Understandably the public's outrage over the Gulf disaster has been focused mostly on the extremely rich BP and the almost unimaginable impact this disaster has had on at least four states already.
In an legal maneuver the U.S. Justice Department yesterday
called “simply unconscionable,” Transocean has asked a federal judge to apply a
159-year-old law to cap its liability at $27 million – essentially the costs of
the sunken rig.
AP reports, “If successful, Transocean Ltd. would be left with as much as $533
million in insurance money [which is] almost enough to cover the revenue the
company was expecting from a three-year contract with BP PLC.”
Here are a few other sick facts about Transocean:
1. This 159-year-old-law in which it is trying to seek refuge? It’s apparently the same law that the Titanic’s owners used to justify their tiny payouts to survivors and estates of those killed, after fighting families for years. But “with an added Dickensian twist,” says the Justice Department, “within days of filing its Petition in this Court, Transocean publicly announced (from Switzerland) that it would be issuing approximately $1 billion in dividends to its shareholders." (So that's why Scrooge is in my head!)
2. Transocean's insurers are trying to pull strings behind the scenes to limit its payouts – at least according to Transocean. In written testimony to Congress, the company’s counsel says, “Our underwriters instructed us to file such an action, and failure to do so could have resulted in the loss of insurance coverage to help pay claims.” You see, with insurance companies, it’s all about the victims.
3. Unless Congress fixes things, yet another obscure law on
the books will help Transocean (and BP) largely escape responsibility to these 11
families. The Death on the High
Seas Act severely limits what it owes to surviving family members of those
killed more than three nautical miles from shore.

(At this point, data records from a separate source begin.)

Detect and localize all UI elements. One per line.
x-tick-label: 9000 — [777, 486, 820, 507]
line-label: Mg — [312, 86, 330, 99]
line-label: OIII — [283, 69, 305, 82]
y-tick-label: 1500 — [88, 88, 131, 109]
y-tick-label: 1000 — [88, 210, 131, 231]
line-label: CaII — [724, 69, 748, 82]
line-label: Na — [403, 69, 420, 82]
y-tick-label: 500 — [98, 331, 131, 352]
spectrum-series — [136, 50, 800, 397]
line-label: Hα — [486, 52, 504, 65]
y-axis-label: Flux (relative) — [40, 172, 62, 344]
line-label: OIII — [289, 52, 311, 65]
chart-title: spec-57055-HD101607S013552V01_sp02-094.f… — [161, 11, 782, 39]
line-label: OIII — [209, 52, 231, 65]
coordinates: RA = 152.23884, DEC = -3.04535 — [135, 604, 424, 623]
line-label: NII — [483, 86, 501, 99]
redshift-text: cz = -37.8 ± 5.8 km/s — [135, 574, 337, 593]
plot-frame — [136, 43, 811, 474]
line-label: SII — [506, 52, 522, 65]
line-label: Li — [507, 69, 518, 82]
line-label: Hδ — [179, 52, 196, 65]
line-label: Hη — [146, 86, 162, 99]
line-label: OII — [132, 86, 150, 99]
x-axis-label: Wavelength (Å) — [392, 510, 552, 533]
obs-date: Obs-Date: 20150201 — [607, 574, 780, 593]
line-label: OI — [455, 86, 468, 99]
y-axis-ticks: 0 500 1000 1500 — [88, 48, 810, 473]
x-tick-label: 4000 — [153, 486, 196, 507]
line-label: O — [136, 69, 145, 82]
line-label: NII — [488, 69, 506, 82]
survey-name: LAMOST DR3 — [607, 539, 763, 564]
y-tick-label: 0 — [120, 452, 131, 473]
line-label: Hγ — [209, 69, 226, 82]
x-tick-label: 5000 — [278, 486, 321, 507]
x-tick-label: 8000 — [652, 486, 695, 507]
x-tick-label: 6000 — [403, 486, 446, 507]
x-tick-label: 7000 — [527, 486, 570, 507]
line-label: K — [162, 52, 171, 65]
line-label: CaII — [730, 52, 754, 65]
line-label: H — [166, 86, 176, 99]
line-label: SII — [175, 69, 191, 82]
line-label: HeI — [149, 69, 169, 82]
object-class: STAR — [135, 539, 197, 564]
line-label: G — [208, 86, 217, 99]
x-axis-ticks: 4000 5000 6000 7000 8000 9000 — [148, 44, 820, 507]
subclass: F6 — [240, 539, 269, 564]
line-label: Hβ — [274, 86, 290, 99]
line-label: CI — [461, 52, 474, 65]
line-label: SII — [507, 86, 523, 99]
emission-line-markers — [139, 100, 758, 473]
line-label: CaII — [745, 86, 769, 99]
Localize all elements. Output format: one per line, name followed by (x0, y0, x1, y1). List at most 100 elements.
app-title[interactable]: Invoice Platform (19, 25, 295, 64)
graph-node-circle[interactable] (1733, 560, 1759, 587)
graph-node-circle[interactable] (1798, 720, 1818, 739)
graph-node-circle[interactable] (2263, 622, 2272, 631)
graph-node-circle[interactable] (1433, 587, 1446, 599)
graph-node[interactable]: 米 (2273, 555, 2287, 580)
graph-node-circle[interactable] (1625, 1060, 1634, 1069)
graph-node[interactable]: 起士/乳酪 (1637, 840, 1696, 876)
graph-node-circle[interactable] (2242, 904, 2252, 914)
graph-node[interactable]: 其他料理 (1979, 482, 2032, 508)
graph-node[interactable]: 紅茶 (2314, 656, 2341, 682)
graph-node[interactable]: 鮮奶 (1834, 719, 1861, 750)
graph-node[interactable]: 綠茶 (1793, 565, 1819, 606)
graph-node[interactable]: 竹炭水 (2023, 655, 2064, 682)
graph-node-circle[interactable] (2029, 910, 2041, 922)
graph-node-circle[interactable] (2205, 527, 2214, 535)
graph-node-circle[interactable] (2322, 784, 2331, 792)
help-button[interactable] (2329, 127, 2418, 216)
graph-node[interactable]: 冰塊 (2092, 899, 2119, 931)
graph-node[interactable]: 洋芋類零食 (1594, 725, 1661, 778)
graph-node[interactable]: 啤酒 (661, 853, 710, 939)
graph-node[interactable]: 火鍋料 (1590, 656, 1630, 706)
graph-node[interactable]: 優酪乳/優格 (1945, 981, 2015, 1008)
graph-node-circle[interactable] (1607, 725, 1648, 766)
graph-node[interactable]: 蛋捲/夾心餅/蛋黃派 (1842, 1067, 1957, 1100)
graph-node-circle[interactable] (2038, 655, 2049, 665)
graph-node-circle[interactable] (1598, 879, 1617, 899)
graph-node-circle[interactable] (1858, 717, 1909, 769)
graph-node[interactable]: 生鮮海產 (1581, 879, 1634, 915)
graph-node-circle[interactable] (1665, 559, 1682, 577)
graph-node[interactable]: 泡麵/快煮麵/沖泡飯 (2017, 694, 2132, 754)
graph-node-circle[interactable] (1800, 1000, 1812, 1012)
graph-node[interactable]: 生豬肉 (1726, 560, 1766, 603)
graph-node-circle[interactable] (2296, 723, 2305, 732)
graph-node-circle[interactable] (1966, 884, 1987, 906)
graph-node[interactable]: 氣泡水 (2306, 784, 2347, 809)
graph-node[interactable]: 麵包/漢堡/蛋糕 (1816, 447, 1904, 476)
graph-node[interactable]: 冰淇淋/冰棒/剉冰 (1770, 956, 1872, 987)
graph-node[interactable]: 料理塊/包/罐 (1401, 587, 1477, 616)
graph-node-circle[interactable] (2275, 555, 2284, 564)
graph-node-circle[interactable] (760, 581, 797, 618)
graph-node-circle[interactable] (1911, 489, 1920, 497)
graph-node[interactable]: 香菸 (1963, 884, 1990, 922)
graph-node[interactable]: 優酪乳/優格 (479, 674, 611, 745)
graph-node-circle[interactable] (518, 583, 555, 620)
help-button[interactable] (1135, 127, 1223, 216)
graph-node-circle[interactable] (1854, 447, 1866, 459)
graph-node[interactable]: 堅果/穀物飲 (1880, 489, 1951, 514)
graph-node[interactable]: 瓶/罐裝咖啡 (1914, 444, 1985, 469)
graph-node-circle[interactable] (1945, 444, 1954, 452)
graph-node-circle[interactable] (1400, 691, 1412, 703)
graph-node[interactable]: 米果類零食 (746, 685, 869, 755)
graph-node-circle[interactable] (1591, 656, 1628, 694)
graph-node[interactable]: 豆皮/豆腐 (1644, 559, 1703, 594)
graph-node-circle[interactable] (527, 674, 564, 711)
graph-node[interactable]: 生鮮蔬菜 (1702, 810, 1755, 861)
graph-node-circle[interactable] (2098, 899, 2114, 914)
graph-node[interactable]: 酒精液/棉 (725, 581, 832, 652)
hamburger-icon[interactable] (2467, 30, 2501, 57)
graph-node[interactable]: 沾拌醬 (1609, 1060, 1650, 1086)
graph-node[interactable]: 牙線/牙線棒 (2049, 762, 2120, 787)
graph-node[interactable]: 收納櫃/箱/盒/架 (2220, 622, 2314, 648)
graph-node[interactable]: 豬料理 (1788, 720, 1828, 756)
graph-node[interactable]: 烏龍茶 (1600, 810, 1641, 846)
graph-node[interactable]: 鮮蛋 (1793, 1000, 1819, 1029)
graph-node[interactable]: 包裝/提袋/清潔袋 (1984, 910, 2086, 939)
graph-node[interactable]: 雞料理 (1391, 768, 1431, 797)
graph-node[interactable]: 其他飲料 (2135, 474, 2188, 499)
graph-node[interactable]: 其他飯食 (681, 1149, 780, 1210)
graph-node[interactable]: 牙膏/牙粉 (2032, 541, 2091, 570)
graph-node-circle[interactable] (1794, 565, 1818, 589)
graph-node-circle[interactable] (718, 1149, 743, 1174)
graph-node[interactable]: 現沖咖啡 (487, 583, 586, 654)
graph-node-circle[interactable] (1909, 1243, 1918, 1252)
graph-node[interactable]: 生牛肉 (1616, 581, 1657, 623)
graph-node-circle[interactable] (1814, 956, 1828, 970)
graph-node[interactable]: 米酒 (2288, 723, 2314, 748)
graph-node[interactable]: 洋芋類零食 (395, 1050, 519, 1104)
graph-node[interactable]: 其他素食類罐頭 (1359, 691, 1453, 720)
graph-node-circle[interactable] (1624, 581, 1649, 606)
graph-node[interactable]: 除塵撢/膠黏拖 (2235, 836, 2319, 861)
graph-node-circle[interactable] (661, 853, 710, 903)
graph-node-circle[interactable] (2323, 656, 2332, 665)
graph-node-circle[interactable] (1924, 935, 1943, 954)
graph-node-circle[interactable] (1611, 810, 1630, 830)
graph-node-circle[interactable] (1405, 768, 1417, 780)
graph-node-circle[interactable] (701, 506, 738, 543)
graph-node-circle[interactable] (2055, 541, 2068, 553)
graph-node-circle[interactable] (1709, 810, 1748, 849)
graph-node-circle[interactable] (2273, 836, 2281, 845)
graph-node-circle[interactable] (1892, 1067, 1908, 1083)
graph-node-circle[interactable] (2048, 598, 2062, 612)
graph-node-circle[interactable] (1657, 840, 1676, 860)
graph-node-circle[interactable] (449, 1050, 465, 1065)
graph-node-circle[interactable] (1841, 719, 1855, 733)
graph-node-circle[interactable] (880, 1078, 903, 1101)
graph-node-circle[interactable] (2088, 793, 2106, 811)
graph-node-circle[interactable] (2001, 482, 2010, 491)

Meanwhile, the widow of 35-year-old Jason Anderson, a “rising star” at
Transocean and the most senior person killed on the rig, was interviewed by the
Today Show today. Shelly Anderson
and Jason’s father both said Jason was deeply worried about safety practices on
the rig, particularly the pressure from “higher ups” to “stray from procedures
to finish the well faster, which Jason considered unsafe.”
Here is an excerpt from the full piece, below:
Transocean CEO sat in their kitchen to say they’d take care of her family but then even before the memorial service for the workers who died, Transocean went to court to limit it’s overall liability in the case, which is now before a judge. Shelly says the company could have waited. “They haven’t even let us say goodbye, to at least have for his memory a little bit. To have time to explain to a five-year-old that her daddy is in heaven. And they’re filing these lawsuits to limit us. They need to just slow down … back up.”